The Corner

Law & the Courts

Progressive Prosecutor Project Strikes Again

Chairs are left folded on Main Street after a car plowed through a holiday parade in Waukesha, Wis., November 22, 2021. (Cheney Orr/Reuters)

Progressive prosecutors always have the courage of their convictions as long as they’re just gasbagging about their lofty aspirations for society . . . which is to say, right up until their abstractions about “equity,” “systemic racism,” and the need to “reform” our “broken system” crash into the reality of violent, recidivist crime that destroys the lives of flesh-and-blood Americans.

At that point, it’s always some underling’s fault — some nameless bureaucrat who didn’t get the subtle, oh-so-thoughtful nuances of the boss’s position.

I mean, how could subordinate prosecutors in the office of Milwaukee district attorney John Chisolm have possibly thought that when, for years, he donned the mantle of self-styled progressive crusader against cash bail and in favor of diverting criminals away from incarceration, he meant that criminals should be given low bail to keep them out of jail?

Maybe it was because Chisolm proudly said so himself?

In 2007, when he was elected DA, Chisolm told the Milwaukee Journal Sentinel that it was inevitable — “guaranteed” — that some criminal who had avoided being detained due to Chisolm’s, er, enforcement philosophy would use that opportunity to go out and commit murder, but that even such a horrific crime would not make him reconsider his approach. As he put it:

Is there going to be an individual I divert, or I put into treatment program, who’s going to go out and kill somebody? You bet. Guaranteed. It’s guaranteed to happen. It does not invalidate the overall approach.

So thoughtful! So compassionate! So . . . recklessly irresponsible.

Naturally, now that the policies he’s spent his career championing have apparently enabled a violent career criminal, Darrell Brooks Jr., to murder five people and injure dozens of others in an unspeakably horrific mass-casualty attack on Sunday in Waukesha, Chisolm is singing a different tune.

Suddenly, he has decided that the paltry $1,000 bail to which his office agreed three weeks ago when Brooks allegedly assaulted the mother of one of his children — including running a car over her leg in a gas-station parking lot — was too low, after all.

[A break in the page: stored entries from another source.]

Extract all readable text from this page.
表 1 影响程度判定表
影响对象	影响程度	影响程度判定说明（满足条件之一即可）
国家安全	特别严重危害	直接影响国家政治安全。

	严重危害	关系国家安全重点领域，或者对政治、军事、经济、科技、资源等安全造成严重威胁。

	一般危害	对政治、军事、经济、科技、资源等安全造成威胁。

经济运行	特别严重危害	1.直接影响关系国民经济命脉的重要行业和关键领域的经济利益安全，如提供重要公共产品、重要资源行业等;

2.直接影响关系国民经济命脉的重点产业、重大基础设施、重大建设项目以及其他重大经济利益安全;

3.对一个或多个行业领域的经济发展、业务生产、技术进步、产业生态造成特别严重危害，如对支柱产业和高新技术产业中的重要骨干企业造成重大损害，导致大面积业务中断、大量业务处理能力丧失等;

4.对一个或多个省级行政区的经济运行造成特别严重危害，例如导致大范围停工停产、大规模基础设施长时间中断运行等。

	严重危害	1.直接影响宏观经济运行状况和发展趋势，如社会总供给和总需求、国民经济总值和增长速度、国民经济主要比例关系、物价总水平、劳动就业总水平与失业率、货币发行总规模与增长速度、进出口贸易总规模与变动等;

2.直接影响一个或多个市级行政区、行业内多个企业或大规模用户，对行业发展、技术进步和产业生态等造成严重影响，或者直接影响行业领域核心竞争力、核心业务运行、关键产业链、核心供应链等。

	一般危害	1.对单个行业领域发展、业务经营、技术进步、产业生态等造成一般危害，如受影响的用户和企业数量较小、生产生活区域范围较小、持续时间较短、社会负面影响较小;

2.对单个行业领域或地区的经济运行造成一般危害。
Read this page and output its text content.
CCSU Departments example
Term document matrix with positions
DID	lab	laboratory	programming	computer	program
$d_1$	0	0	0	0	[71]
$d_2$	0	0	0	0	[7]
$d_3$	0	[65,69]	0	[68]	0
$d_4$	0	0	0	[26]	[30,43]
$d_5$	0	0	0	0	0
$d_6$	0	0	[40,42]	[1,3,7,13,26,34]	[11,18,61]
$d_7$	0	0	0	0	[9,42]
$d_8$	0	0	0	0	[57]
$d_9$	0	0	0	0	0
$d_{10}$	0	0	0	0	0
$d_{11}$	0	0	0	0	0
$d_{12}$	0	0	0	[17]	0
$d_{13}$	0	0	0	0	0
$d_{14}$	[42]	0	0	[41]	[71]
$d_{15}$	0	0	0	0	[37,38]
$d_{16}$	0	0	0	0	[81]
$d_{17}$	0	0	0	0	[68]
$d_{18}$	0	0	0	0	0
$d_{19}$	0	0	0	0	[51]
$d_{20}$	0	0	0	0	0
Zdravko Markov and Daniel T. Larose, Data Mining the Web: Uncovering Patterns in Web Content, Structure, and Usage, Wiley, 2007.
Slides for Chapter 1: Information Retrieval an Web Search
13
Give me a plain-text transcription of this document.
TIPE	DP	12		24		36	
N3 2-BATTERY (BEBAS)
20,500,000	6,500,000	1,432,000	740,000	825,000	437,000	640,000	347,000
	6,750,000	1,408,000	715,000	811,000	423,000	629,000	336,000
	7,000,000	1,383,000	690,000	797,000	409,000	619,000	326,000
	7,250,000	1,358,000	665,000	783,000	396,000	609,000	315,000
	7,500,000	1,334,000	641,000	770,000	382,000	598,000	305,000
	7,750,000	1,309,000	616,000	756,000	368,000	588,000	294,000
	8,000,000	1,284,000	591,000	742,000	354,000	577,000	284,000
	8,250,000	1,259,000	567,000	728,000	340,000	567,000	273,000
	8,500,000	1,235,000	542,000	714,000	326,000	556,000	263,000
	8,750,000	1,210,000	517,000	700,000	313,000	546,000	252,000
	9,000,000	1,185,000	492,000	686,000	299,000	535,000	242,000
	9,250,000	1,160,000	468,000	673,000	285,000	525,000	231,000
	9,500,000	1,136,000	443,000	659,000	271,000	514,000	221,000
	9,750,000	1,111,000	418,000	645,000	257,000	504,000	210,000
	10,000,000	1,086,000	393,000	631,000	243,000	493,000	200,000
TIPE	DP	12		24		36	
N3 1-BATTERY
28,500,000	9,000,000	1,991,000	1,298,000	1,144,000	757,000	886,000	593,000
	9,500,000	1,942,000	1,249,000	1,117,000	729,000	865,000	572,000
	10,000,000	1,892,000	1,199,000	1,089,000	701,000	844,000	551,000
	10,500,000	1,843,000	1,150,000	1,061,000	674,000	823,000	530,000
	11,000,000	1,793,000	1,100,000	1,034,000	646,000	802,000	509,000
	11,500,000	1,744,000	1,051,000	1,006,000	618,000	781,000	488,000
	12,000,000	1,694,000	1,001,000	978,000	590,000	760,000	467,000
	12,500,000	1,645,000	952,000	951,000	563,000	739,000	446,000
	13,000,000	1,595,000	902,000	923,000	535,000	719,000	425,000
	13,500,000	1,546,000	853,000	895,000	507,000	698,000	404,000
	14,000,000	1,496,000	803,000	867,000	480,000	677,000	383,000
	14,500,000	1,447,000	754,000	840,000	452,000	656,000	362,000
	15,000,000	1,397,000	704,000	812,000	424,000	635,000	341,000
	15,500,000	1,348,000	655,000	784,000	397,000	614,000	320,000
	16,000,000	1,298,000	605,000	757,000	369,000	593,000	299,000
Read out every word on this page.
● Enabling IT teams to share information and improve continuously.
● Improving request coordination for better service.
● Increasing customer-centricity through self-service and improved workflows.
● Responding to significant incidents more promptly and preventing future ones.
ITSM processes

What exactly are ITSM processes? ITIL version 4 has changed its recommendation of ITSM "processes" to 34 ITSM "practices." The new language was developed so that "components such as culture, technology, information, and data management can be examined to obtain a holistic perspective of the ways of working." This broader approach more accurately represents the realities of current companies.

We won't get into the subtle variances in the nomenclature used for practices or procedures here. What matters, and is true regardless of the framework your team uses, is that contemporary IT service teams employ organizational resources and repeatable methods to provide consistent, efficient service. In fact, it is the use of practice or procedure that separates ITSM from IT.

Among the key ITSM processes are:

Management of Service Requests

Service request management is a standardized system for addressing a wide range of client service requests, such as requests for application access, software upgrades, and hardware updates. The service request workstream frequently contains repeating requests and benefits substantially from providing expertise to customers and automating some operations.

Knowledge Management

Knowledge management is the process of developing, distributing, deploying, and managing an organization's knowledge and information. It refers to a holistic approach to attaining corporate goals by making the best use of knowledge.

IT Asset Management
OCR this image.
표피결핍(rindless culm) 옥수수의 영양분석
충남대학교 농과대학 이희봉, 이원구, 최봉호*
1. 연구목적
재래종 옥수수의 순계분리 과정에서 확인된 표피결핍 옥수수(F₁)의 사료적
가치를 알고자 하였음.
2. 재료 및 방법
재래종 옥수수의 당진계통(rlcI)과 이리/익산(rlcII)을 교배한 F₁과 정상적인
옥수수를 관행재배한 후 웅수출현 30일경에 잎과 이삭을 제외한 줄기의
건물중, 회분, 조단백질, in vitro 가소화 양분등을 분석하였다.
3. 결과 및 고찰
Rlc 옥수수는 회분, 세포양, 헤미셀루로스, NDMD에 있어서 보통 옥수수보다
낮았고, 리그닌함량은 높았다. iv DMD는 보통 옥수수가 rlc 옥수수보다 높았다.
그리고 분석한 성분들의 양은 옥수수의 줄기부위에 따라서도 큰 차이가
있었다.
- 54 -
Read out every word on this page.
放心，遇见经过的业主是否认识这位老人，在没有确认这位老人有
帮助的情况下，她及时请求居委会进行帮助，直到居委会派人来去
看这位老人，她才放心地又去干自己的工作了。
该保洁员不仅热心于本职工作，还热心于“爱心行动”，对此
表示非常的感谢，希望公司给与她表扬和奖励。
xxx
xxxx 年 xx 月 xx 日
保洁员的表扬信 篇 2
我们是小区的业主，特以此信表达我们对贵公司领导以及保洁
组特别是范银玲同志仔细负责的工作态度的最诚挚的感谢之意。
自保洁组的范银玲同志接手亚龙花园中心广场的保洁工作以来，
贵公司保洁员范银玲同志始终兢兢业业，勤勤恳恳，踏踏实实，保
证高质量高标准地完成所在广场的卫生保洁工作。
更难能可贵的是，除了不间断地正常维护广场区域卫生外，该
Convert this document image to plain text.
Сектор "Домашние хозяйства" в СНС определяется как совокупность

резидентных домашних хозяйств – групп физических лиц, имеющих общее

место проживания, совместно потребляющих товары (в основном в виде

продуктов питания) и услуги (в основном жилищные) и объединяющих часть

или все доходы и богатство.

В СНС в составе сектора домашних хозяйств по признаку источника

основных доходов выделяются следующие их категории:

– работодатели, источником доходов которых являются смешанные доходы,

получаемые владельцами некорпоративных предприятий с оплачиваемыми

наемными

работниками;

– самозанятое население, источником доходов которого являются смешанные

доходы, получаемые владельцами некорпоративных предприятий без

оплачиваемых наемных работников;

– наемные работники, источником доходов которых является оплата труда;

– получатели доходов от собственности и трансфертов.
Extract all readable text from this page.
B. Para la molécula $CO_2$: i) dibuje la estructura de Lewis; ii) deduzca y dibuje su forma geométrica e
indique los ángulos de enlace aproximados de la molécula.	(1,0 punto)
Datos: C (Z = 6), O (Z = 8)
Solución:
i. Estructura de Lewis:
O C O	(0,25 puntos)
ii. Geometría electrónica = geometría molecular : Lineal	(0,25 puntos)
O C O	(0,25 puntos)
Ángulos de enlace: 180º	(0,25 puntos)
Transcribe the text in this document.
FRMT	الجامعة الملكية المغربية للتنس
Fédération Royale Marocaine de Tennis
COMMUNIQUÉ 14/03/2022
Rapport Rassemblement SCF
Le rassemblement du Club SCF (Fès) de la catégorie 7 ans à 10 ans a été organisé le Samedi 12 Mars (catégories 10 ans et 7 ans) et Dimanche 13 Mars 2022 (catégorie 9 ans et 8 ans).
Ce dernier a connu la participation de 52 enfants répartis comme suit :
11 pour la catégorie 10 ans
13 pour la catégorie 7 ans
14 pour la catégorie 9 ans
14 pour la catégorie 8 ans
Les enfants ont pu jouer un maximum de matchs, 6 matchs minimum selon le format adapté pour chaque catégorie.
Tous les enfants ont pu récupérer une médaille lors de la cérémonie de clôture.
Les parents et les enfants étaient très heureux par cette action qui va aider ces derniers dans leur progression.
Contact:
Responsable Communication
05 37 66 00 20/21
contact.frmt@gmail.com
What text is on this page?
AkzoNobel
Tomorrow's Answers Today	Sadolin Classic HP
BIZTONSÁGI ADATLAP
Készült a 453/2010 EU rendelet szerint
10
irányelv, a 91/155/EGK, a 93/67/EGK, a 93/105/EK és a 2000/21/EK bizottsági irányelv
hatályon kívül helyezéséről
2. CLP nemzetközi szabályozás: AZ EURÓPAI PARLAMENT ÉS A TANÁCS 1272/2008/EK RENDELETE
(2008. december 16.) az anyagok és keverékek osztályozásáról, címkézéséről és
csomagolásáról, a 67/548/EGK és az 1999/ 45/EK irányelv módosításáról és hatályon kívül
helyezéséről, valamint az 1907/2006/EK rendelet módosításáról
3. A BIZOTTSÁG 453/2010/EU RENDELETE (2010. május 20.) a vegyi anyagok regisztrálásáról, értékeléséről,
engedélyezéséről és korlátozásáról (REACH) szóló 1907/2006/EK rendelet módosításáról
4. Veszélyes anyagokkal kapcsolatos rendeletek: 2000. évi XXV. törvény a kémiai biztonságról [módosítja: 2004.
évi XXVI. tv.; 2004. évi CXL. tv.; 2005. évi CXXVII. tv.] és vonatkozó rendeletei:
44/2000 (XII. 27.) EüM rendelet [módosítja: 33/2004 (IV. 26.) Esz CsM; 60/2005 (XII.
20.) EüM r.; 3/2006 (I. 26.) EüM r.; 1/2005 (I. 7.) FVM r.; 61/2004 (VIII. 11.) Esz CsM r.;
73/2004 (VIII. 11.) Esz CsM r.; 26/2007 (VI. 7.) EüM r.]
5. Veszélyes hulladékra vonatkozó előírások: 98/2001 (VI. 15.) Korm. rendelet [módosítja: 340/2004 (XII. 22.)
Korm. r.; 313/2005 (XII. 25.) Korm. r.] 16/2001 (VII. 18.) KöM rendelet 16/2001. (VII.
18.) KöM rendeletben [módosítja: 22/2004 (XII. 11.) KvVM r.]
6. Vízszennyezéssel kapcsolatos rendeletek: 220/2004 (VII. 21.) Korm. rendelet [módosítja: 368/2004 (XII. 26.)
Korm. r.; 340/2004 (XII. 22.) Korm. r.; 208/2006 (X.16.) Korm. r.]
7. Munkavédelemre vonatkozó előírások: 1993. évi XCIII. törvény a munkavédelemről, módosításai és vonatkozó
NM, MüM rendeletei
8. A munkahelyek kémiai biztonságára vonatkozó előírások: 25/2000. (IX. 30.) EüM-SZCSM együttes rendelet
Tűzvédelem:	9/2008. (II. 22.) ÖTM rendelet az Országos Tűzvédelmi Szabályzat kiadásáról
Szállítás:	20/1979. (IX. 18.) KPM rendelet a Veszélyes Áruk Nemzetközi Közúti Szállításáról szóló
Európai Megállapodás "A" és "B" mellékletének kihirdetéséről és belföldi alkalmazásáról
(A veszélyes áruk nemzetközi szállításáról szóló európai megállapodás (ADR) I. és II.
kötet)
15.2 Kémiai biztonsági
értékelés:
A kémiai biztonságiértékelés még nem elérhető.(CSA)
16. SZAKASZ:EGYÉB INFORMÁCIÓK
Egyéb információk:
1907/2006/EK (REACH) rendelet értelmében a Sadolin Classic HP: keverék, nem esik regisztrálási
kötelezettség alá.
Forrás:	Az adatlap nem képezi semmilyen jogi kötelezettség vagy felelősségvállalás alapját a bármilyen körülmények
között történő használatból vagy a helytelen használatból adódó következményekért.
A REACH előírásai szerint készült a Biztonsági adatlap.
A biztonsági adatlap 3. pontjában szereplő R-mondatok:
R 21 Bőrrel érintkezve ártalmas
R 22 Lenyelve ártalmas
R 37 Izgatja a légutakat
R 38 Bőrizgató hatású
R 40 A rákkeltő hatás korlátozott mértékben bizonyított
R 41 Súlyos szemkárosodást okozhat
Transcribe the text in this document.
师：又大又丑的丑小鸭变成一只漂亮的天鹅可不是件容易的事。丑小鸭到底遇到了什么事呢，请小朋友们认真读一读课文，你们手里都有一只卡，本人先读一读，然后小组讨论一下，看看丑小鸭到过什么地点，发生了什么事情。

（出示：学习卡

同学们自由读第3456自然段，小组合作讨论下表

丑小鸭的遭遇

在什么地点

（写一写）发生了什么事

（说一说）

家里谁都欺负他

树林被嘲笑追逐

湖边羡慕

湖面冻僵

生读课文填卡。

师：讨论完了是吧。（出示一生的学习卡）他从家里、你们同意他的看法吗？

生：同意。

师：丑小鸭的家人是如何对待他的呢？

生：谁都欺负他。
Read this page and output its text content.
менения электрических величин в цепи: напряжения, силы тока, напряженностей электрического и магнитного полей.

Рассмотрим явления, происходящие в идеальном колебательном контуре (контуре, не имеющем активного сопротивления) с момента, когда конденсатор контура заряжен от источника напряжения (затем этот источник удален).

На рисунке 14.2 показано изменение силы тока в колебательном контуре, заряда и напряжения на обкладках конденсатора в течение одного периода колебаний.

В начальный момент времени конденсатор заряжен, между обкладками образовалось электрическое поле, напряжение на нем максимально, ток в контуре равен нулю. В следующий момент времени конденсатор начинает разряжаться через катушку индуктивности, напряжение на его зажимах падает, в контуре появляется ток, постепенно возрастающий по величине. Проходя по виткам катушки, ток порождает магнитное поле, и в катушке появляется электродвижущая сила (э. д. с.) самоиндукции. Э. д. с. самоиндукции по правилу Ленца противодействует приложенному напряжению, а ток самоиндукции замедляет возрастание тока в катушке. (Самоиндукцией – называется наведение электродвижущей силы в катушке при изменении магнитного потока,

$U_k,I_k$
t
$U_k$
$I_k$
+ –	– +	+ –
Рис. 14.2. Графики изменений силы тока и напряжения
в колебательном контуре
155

Chisolm can’t imagine how that happened, especially given that Brooks had a long criminal record of violent offenses, was already on bail in Milwaukee in connection with violent crime and firearms offenses (on which Chisolm’s office had agreed to drastically reduced bail when it failed to timely bring the case to trial), and was also the subject of a pending Nevada warrant arising out of his failure to comply with sex-offender provisions. (Yup, Brooks is a sex-offender, too — and the warrant was pending on both occasions when Chisolm’s office recently released him on low bail.)

So now Chisolm says Brooks’s latest bail was “inappropriately low,” and he’ll be conducting an internal investigation into why his office would agree to such a thing. Don’t you feel better now?

I wonder what the internal investigation will find. It couldn’t possibly be that agreeing to low-bail or no-bail arrangements is exactly what junior prosecutors understood the boss expected, right? The boss who has argued that cash bail “criminalizes poverty.” The boss who brags that, when other progressive prosecutors across the country implement non-enforcement policies, they are following the trail he blazed.

This is how it always goes. When it’s the political season for progressives, there are no criminals. There is just a “system” that is inherently racist — notwithstanding the prominence of progressives at the helm of that system for a century. Since it is society, not the offender, who is to blame, then obviously we must reject such measures as requiring bail to be posted (to protect the society and encourage compliance with its court procedures) and mandating that convicted criminals be incarcerated (again, to protect the society).

Then, we’re supposed to look the other way when, as predictably as the morning sun, something like the Waukesha massacre is carried out by a violent career criminal who is at liberty to prey on the community solely because of a preening progressive prosecutor.

At that point, the fearless, truth-telling reformer tells you that five innocent people were murdered in cold blood at a holiday celebration because of an unfortunate bureaucratic snafu. “It does not invalidate the overall approach.”